Results: 207 patients met inclusion criteria (49 outpatient, 158 inpatient). Demographic information is listed in Table 1. Escalation of IBD regimen (Table 2) was more frequent in outpatients at 90 days (43% vs. 22%, p < 0.01), with 49% (39/61) of ISM escalation occurring within 14 days of CDI.) Patients not escalated had higher rates of sepsis than escalated patients (11% vs. 2%, p=0.04). Severe outcomes (death, sepsis, or colectomy) at 90 days were markedly increased in the non-escalation group (15% vs 2%, p < 0.01). There was no difference in CDI recurrence or rehospitalization between groups.

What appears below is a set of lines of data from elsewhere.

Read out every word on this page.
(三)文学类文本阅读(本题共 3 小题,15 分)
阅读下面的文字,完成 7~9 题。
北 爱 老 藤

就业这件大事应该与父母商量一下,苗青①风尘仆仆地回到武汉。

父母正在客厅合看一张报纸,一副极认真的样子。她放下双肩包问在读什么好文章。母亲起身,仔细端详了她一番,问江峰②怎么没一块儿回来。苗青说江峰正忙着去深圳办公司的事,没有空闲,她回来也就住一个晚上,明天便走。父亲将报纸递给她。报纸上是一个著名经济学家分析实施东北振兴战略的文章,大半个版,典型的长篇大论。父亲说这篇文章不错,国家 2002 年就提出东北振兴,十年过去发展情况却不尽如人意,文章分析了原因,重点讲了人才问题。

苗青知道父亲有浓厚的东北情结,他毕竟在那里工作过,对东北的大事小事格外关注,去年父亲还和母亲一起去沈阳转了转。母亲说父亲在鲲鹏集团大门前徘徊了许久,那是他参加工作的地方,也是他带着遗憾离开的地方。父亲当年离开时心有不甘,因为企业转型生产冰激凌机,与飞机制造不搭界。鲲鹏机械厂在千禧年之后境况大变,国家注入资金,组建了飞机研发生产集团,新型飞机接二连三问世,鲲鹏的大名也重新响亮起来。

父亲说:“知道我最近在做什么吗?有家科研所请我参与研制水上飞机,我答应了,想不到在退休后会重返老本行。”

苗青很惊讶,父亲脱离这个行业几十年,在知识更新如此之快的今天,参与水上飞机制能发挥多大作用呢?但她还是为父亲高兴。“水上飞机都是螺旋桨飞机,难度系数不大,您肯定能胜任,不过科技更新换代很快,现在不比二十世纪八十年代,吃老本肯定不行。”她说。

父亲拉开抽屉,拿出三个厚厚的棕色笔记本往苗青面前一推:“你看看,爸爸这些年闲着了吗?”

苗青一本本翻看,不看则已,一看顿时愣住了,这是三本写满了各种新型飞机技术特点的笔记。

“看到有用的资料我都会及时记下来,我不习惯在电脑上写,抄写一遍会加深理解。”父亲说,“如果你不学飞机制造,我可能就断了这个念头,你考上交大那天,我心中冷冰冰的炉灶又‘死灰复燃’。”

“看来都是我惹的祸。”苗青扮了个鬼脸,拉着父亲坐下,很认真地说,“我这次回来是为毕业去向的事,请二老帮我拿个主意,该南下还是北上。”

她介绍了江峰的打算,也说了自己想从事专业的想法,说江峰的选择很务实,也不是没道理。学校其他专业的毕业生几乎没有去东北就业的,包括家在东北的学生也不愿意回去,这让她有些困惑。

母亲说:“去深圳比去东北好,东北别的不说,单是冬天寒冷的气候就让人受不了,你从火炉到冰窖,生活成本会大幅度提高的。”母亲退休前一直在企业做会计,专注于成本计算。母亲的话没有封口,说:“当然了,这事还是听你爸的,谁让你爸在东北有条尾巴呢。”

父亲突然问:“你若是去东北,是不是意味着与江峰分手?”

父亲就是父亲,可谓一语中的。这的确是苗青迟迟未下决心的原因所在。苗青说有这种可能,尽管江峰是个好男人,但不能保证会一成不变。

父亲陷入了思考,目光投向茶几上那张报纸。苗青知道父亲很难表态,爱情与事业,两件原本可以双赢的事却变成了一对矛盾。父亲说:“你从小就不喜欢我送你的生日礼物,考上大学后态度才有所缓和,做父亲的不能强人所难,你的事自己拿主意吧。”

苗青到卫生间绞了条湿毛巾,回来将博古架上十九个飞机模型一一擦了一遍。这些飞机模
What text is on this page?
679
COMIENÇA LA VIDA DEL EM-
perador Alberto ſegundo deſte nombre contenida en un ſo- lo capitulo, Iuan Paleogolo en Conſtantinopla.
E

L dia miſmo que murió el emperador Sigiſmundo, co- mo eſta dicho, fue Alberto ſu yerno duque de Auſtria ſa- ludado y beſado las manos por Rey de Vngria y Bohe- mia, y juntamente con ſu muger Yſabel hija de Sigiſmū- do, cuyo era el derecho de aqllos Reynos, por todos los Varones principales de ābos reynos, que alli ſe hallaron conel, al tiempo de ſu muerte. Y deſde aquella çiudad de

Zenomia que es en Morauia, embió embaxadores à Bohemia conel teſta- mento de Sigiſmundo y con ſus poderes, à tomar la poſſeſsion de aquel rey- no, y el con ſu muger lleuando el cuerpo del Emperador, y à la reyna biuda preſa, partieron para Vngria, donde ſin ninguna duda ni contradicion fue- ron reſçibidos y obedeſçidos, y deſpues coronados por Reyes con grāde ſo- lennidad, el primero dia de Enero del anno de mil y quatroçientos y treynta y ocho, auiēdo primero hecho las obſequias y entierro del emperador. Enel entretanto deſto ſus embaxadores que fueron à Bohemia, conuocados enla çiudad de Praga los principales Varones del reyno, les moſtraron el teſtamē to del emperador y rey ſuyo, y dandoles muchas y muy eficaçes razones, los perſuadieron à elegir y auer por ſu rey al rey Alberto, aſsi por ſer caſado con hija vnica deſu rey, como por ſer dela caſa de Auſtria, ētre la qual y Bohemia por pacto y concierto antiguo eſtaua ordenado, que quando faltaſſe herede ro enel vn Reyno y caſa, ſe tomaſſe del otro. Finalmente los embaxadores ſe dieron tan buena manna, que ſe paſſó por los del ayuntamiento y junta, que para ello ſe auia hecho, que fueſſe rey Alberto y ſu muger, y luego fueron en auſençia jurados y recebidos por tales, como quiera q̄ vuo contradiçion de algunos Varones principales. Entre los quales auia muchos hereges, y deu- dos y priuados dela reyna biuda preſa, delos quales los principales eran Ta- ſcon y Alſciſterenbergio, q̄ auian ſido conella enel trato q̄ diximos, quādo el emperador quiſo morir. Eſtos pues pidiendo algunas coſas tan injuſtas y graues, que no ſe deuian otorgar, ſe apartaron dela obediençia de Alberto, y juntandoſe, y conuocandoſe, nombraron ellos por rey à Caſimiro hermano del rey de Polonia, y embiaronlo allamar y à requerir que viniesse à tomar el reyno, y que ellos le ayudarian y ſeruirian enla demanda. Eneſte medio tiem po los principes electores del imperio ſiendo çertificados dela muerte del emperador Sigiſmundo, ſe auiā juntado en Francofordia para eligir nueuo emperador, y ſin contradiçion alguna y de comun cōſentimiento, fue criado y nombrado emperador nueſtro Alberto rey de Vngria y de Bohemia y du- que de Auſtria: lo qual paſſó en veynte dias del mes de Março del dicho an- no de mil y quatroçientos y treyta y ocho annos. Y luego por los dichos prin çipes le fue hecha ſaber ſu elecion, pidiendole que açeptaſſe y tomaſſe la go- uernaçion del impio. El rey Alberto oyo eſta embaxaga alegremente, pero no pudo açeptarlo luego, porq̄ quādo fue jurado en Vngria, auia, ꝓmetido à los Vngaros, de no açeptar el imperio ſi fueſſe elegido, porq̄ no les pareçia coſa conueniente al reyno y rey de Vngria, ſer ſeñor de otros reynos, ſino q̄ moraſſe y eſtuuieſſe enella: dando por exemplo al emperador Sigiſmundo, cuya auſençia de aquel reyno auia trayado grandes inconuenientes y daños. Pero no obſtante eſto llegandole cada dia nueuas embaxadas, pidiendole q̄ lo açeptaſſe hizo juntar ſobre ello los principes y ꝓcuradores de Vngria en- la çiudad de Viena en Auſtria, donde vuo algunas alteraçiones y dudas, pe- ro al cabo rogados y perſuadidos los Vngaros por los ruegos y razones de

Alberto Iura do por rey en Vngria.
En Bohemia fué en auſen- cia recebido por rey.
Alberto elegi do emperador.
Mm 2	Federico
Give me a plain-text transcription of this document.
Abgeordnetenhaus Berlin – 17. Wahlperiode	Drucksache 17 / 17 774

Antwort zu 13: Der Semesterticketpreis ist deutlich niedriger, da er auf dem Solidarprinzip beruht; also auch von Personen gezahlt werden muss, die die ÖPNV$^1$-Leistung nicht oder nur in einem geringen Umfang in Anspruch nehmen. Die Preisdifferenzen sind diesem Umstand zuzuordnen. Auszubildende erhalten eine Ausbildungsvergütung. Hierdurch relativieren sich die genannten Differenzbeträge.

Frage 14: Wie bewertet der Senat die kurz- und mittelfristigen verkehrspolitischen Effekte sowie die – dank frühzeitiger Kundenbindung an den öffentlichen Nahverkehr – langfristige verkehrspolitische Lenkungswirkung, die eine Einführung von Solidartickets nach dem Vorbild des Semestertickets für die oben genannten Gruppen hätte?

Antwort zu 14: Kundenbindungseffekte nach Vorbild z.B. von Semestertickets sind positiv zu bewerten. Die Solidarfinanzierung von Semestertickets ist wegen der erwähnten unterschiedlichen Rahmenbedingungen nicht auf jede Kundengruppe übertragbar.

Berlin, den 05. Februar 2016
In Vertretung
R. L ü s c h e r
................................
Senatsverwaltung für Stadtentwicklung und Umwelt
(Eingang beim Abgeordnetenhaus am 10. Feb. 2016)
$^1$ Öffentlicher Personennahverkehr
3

Supported by Industry Grant: No
Table 1: Patient Demographics and Clinical Characteristics
| Demographic | Outpatients n=49 | Inpatients n=158 | Total n=207 | p-Value | |||
| # % | # % | # % | |||||
| Age, years, mean (SD) | 40(16) | 44(21) | 43(20) | 0.23 | |||
| Sex, Male | 28 57 | 66 42 | 94 45 | 0.06 | |||
| Ethnicity | 0.39 | ||||||
| Caucasian | 22 48 | 70 47 | 92 47 | ||||
| African American | 12 26 | 35 23 | 47 24 | ||||
| Hispanic or Latino | 9 20 | 23 15 | 32 16 | ||||
| Asian or Pacific Islander | 3 7 | 10 7 | 13 7 | ||||
| CDI Initial Treatment | 0.09 | ||||||
| PO Metronidazole | 20 45 | 69 45 | 89 45 | ||||
| PO + IV Metronidazole | 1 2 | 15 10 | 16 8 | ||||
| PO Vancomycin | 22 50 | 62 41 | 84 43 | ||||
| FMT | 1 2 | 0 0 | 1 1 | ||||
| Combination or Other | 0 0 | 7 5 | 7 4 | ||||
| Mean Duration IBD, years (SD) | 7.6 (9.6) | 7.5(9.6) | 7.5(9.6) | 0.95 | |||
| IBD Subtype | 0.14 | ||||||
| Crohn's disease | 17 35 | 74 47 | 91 44 | ||||
| Ulcerative Colitis | 32 65 | 79 50 | 111 54 | ||||
| Indeterminate Colitis | 0 0 | 4 3 | 4 2 | ||||
| Prior CDI | 9 18 | 21 13 | 30 15 | 0.39 | |||
| PPI Use past month | 4 8 | 34 22 | 38 18 | 0.03 | |||
| Antibiotic use past 3 months | 18 39 | 49 32 | 67 34 | 0.36 | |||
| Prior IBD Therapy | |||||||
| Aminosalicylates | 44 90 | 112 72 | 156 76 | 0.01 | |||
| Corticosteroids | 24 49 | 43 28 | 67 33 | <0.01 | |||
| Immune Modulators | 12 24 | 21 14 | 33 16 | 0.07 | |||
| Biologics | 13 27 | 25 16 | 38 19 | 0.10 | |||
| Escalation of Therapy within 90 Days | <0.01 | ||||||
| None | 28 57 | 115 78 | 143 73 | ||||
| Steroids | 3 6 | 19 13 | 22 11 | ||||
| Biologics | 17 35 | 12 8 | 29 15 | ||||
| Combination Therapy | 1 2 | 2 1 | 3 2 | ||||
Table 2: Outcomes According To Therapy Escalation (At 90 Days)
| No Escalation | n=143 | Escalation | n=61 | Total | n=204 | P-Value | |
| # | % | # | % | # | % | ||
| Inpatient | 115 | 80 | 40 | 66 | 155 | 76 | 0.02 |
| Outcome Within 90 Days | |||||||
| Death | 9 | 7 | 0 | 0 | 9 | 5 | 0.06 |
| Sepsis | 15 | 11 | 1 | 2 | 16 | 8 | 0.04 |
| Colectomy | 9 | 7 | 1 | 2 | 10 | 5 | 0.29 |
| CDI Recurrence | 38 | 28 | 17 | 30 | 55 | 29 | 0.78 |
| Worsening of IBD | 18 | 18 | 18 | 33 | 36 | 23 | 0.03 |
| Rehospitalization | 29 | 22 | 11 | 20 | 40 | 22 | 0.79 |
| Severe Outcomes* | 21 | 15 | 1 | 2 | 22 | 11 | <0.01 |
*Severe ouctcomes defined as: death, sepsis, and/or colectomy
Citation: . THERAPY ESCALATION IN PATIENTS WITH INFLAMMATORY BOWEL DISEASE FOLLOWING CLOSTRIDIUM DIFFICILE INFECTION IS NOT ASSOCIATED WITH ADVERSE CLINICAL OUTCOMES: AN IBD REMEDY STUDY. Program No. 16. World Congress of Gastroenterology at ACG2017 Meeting Abstracts. Orlando, FL: American College of Gastroenterology.